In an article published in the journal Sensors, researchers from Taiwan and Indonesia developed an innovative system for monitoring and predicting the quality of drinking water using the Internet of Things (IoT) and cloud computing technologies. They aim to reduce the risk of waterborne diseases and ensure the safety of drinking water, which is essential for achieving the Sustainable Development Goals (SDG).
Background
Drinking water is a necessary resource for human health and well-being, but it can also be a source of various contaminants and pathogens that can cause diseases. According to the World Health Organization (WHO), more than two billion people use a drinking water source contaminated with feces, and 785 million people lack even basic drinking water. Therefore, ensuring drinking water quality is a global challenge and a key target of the SDG.
Drinking water quality depends on several factors, such as water temperature, potential of hydrogen (pH), turbidity, dissolved oxygen, and chemical pollutants. These factors can vary depending on the source, treatment, distribution, and storage of water. Therefore, it is crucial to monitor the water quality parameters regularly and accurately and to alert the authorities and the public in case of any anomalies or hazards. However, conventional water quality monitoring techniques are often costly, time-consuming, and labor-intensive, as they require manual sampling, laboratory analysis, and data processing. Moreover, they cannot provide real-time and continuous information, which limits the ability to respond quickly and effectively to water quality issues.
About the Research
In the present paper, the authors designed a smart water quality monitoring and prediction system based on cloud computing and IoT technologies. Their device consists of four main components: sensors, microcontrollers, web servers, and machine learning models, and can collect, transmit, store, and analyze water quality data in real-time.
IoT is a network of physical devices, sensors, and actuators that can communicate and exchange data over the internet. It has many applications in various domains, such as smart homes, smart cities, smart agriculture, and smart health. One of the potential benefits of IoT is its ability to improve the management and efficiency of water resources by enabling remote monitoring, control, and optimization of water systems. Cloud computing is a paradigm that provides on-demand access to shared computing resources, such as servers, storage, networks, and software, over the Internet. It can offer advantages such as scalability, flexibility, reliability, and cost-effectiveness for IoT applications by providing data storage, processing, and analysis capabilities.

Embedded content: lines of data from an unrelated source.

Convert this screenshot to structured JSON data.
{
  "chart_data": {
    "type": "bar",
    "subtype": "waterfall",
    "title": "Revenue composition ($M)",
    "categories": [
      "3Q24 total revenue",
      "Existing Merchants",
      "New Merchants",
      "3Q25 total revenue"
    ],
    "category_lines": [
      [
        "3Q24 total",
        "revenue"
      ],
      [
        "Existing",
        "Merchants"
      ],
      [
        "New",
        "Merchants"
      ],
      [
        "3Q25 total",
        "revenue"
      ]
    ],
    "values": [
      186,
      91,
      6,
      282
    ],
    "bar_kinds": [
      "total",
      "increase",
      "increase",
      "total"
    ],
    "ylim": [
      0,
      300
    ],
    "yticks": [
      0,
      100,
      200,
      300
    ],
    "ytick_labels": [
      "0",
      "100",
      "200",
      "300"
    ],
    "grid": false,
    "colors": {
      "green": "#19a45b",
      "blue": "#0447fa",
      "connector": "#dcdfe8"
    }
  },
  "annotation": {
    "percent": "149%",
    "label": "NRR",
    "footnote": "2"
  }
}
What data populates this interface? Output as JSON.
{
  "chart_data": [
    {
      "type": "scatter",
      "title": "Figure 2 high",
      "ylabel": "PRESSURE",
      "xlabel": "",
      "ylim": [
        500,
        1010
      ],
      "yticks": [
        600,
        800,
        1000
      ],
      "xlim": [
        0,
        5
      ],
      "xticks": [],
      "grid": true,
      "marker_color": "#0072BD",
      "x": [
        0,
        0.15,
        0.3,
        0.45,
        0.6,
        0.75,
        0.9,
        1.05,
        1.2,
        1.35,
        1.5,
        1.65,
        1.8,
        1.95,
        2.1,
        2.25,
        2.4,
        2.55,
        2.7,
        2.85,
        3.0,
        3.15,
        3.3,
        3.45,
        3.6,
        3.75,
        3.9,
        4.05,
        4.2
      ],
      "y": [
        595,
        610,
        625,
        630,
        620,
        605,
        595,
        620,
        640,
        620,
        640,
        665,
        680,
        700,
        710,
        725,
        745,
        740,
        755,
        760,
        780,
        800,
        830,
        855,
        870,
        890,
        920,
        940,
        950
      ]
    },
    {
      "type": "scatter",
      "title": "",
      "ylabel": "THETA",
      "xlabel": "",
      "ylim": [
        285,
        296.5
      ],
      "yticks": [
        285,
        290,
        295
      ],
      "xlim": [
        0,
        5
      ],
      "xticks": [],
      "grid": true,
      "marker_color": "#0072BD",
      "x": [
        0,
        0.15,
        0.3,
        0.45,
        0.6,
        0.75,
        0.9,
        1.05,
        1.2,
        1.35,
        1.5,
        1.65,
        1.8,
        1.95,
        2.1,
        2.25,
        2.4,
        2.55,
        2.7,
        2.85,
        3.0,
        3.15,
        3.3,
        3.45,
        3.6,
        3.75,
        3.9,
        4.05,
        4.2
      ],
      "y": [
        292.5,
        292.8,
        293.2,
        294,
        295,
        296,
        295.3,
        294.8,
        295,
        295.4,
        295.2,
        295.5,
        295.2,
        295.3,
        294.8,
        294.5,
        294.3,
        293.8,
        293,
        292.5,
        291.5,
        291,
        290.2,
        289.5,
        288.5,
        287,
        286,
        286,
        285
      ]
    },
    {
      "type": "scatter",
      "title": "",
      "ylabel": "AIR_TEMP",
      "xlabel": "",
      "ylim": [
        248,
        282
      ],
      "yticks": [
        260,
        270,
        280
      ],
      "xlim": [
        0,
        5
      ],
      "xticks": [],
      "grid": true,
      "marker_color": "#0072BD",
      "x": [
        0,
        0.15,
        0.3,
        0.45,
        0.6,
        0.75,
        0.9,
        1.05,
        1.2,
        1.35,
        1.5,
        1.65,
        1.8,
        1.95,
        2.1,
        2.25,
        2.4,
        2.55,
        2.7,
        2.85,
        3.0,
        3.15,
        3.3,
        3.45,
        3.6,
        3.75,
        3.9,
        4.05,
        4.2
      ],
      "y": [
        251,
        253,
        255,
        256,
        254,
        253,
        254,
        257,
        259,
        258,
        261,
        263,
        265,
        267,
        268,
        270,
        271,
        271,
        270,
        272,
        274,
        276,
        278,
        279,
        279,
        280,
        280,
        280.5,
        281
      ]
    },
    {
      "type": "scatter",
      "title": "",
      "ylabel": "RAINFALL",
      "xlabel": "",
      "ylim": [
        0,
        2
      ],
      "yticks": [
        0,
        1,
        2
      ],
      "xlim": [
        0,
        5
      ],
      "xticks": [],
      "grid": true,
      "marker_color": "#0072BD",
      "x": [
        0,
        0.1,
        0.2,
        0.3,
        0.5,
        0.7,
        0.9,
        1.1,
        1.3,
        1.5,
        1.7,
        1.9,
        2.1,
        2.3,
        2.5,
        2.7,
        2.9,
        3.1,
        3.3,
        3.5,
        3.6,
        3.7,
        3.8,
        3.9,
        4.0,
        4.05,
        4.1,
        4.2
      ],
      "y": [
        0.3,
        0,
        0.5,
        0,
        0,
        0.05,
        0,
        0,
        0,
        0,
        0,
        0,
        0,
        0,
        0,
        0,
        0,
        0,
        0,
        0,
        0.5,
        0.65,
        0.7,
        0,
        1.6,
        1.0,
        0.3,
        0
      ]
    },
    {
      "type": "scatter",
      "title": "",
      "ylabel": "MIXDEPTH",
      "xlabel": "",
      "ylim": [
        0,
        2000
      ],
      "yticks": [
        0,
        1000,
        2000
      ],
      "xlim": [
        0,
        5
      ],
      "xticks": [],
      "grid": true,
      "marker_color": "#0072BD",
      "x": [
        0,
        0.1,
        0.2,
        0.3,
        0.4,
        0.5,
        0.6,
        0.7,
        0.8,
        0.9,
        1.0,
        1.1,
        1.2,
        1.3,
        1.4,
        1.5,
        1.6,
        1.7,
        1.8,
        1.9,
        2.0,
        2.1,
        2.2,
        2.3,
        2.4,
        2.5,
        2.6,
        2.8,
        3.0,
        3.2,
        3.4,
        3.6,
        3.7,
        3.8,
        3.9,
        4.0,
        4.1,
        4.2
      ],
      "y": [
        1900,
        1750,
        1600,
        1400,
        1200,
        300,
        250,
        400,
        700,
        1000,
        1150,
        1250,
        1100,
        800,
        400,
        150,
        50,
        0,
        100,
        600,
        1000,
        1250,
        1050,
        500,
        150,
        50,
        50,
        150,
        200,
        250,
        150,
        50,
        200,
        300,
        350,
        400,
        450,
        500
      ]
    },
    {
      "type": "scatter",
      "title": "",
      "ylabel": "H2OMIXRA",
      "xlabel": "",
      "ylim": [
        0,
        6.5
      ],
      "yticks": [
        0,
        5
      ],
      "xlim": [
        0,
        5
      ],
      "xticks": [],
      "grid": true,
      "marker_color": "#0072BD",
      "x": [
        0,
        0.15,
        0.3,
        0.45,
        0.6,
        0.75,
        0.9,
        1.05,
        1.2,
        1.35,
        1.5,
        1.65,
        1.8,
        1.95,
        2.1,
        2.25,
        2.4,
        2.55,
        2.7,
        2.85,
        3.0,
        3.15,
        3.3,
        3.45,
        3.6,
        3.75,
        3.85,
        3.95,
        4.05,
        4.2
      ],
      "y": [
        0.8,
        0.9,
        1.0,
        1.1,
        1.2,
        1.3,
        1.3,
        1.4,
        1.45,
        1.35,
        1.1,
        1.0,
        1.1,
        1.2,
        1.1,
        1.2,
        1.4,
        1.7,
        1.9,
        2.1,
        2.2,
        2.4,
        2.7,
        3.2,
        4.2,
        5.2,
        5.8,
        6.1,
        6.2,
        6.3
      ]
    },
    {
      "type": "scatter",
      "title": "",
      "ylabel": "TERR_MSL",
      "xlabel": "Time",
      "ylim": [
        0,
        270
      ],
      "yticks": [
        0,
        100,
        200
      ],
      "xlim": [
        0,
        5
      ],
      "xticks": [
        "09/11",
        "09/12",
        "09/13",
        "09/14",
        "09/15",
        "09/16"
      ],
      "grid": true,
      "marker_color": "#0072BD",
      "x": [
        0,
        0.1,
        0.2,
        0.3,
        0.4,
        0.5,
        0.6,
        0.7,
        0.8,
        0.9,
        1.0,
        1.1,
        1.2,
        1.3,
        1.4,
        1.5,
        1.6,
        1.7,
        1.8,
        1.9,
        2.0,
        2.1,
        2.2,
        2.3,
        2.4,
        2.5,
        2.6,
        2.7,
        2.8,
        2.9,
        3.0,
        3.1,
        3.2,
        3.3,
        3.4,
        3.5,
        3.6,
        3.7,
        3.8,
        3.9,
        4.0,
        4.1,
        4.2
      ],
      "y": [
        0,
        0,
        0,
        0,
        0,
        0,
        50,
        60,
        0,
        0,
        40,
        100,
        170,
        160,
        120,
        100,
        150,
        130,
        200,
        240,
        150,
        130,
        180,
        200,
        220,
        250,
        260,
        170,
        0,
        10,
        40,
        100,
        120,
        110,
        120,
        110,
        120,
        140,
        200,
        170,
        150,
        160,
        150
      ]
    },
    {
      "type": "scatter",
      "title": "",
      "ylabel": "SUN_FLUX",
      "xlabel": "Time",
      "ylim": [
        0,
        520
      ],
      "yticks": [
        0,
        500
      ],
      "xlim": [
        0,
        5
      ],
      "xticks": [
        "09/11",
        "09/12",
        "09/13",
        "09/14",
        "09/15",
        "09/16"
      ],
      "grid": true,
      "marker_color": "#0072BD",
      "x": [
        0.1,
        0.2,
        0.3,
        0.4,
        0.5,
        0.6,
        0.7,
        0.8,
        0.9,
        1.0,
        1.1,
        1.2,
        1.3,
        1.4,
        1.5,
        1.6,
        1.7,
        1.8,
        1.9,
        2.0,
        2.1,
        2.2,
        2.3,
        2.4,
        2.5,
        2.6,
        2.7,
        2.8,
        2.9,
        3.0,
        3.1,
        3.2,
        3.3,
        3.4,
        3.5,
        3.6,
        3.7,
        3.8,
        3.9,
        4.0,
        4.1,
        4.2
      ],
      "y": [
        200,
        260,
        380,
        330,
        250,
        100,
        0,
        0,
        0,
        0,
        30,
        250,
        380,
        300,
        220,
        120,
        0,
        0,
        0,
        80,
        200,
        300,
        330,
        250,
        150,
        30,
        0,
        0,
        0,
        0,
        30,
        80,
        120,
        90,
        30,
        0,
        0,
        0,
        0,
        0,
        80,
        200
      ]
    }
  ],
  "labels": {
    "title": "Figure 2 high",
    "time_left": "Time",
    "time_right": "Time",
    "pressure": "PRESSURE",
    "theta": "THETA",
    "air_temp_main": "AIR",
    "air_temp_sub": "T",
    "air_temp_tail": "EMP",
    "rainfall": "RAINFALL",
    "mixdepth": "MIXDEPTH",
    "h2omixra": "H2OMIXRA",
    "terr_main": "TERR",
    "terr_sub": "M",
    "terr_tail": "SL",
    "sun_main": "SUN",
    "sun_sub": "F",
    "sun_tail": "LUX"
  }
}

The sensors were deployed in the water sources to measure the water quality parameters, such as temperature, pH, turbidity, and conductivity. An Arduino board-based microcontroller collected the sensor data and sent them to the web server via the Narrow Band-IoT (NB-IoT) network, a low-power and wide-area wireless communication technology. The web server, hosted on the cloud, stores the data in a database and displays it on a web-based dashboard created in an open-source data visualization and monitoring platform, Grafana.
The presented tool also incorporated machine learning models to predict whether the water is drinkable or not based on the collected sensor data. The study compared five different machine learning algorithms: decision tree (DT), gradient boosting (GB), random forest (RF), neural network (NN), and support vector machine (SVM). Additionally, the researchers used a dataset of 10,000 records obtained from the sensors and split it into 60% for training, 20% for validation, and 10% for testing. Moreover, they evaluated the performance of the models using several parameters such as accuracy, precision, recall, and F1-score metrics.
Research Findings
The outcomes showed that the DT model achieved the best performance among the five models, with an accuracy of 99.8%, a precision of 99.8%, a recall of 99.8%, and an F1-score of 99.8%. The GB, RF, NN, and SVM models had slightly lower performance but still achieved a high accuracy of over 98%. The authors attributed the superior performance of the DT model to its simplicity, interpretability, and robustness to noise and outliers.
The developed device could provide real-time notifications to users via messaging applications like WhatsApp or Line in case of unsafe water conditions. The users could also access the web dashboard to view the historical and current water quality data, as well as the prediction results.
Furthermore, the proposed system could be applied to various scenarios and domains, such as household, industrial, agricultural, and environmental water quality monitoring and management. It could help the authorities and the public to ensure the safety and quality of drinking water, prevent and control waterborne diseases, and optimize the water treatment and distribution processes. Moreover, it could also contribute to achieving the SDG, especially goal 6 of ensuring the availability and sustainable management of water and sanitation for all.
Conclusion
In summary, the paper demonstrated the feasibility and effectiveness of using IoT and cloud computing technologies to monitor and predict water quality in real-time. The novel system can provide accurate, reliable, and timely information and alerts to the users, and support the decision-making and actions for improving the water quality and health outcomes. Moreover, it can be extended and integrated with other smart technologies, such as blockchain, big data analytics, and edge computing, to enhance the security, scalability, and efficiency of the water quality monitoring and prediction system.
The researchers acknowledged limitations and challenges in their research, including the dataset size and the limited number of machine learning algorithms explored. They suggested that future work should investigate additional algorithms and expand the dataset for better generalization.